Однако формула субсуммирования недостаточна для логического исследования отношений содержания. Скорее, они логически корректно отражаются только в гипотетической формуле. Теперь я попытался показать, что отношение между причиной и следствием, выраженное в гипотетической формуле, возникает благодаря синтезу временной последовательности и каузальной связи. «Гипотетическая формула – это сочетание временной последовательности и причинности. Ее суть состоит в том, что она не выражает, как это может показаться, связь объективных процессов, а содержит лишь отношение, существующее между истинностью двух суждений» (с. 195). «Нужно строго ограничить гипотетическую формулу ее внутренней функцией, если мы хотим, чтобы она оставалась логически полезным средством мышления» (с. 197).
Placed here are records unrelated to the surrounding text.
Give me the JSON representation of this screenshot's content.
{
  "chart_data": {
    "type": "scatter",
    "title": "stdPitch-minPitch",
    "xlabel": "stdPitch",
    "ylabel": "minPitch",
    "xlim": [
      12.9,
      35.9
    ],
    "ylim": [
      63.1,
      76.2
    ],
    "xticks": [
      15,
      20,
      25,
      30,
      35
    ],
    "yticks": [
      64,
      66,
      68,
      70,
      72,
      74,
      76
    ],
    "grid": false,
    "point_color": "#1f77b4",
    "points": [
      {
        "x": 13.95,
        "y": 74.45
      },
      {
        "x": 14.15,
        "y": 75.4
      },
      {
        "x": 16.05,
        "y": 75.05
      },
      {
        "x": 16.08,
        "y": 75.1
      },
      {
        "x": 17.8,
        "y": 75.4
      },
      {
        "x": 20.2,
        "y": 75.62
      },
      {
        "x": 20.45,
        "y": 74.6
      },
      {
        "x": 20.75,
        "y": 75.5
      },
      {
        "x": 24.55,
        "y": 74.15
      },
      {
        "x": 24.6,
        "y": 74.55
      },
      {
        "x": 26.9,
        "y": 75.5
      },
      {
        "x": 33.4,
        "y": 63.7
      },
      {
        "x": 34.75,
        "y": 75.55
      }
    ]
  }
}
Вся формальная логика основана на этих двух базовых формулах. Формула субсуммирования служит больше для проверки, а гипотетическая формула – для расширения смысла суждений. Формула субсуммирования доводит до сознания общий и проверенный опыт, сгущенный в значениях слов. Гипотетическая формула использует результаты научных исследований, делая реальную временную последовательность и причинно-следственную связь событий, изучаемых наблюдением и экспериментом, пригодной для нашего мышления (с. 202). В моей книге все это подробно обсуждается и объясняется на примерах.
Логика не может и не должна хотеть быть ничем иным, как общей методологической теорией мышления. Ее задача состоит в том, чтобы найти для результатов действительного мышления, как оно происходит в повседневной жизни и в науке, такие расстояния, которые позволяют нам легко и надежно довести до ясного сознания содержание общего и проверенного опыта.
Если мы теперь проследим с этой точки зрения пути науки, рассмотрим созданные ею средства мышления с точки зрения их логического значения, а также примем во внимание искусные кратчайшие пути, которые человеческий дух, обуреваемый глубоким и сильным стремлением к жизни, часто вынужден искать для овладения действительностью, то только тогда станет понятным истинное значение и ценность логики. Однако тогда она не сможет претендовать на роль верховного законодателя мысли, высшего судьи истины и фальши, последней инстанции, которая считает себя призванной принять окончательное решение, или даже на то, чтобы самонадеянно по собственной инициативе устремиться в трансцендентное. Только в качестве организатора мыслей, предостерегающего от преждевременных обобщений, пробуждающего и обостряющего интеллектуальную совесть, но прежде всего в качестве молчаливого и внимательного наблюдателя за чрезвычайно богатой и разнообразной деятельностью никогда не затихающего живого духа исследования ей предстоит более скромная, но тем более важная и гораздо более плодотворная работа. Между прочим, уже Аристотель прямо подчеркивал связь между логикой и актами мышления, которые реально осуществляются (Anal. pr, I, Cap. 32).
Сам я вряд ли могу надеяться на то, что мне удастся реализовать свой старый план эмпирической логики. Но, возможно, другие будут готовы продолжить эту работу на основе предложений и намеков, содержащихся в упомянутой книге.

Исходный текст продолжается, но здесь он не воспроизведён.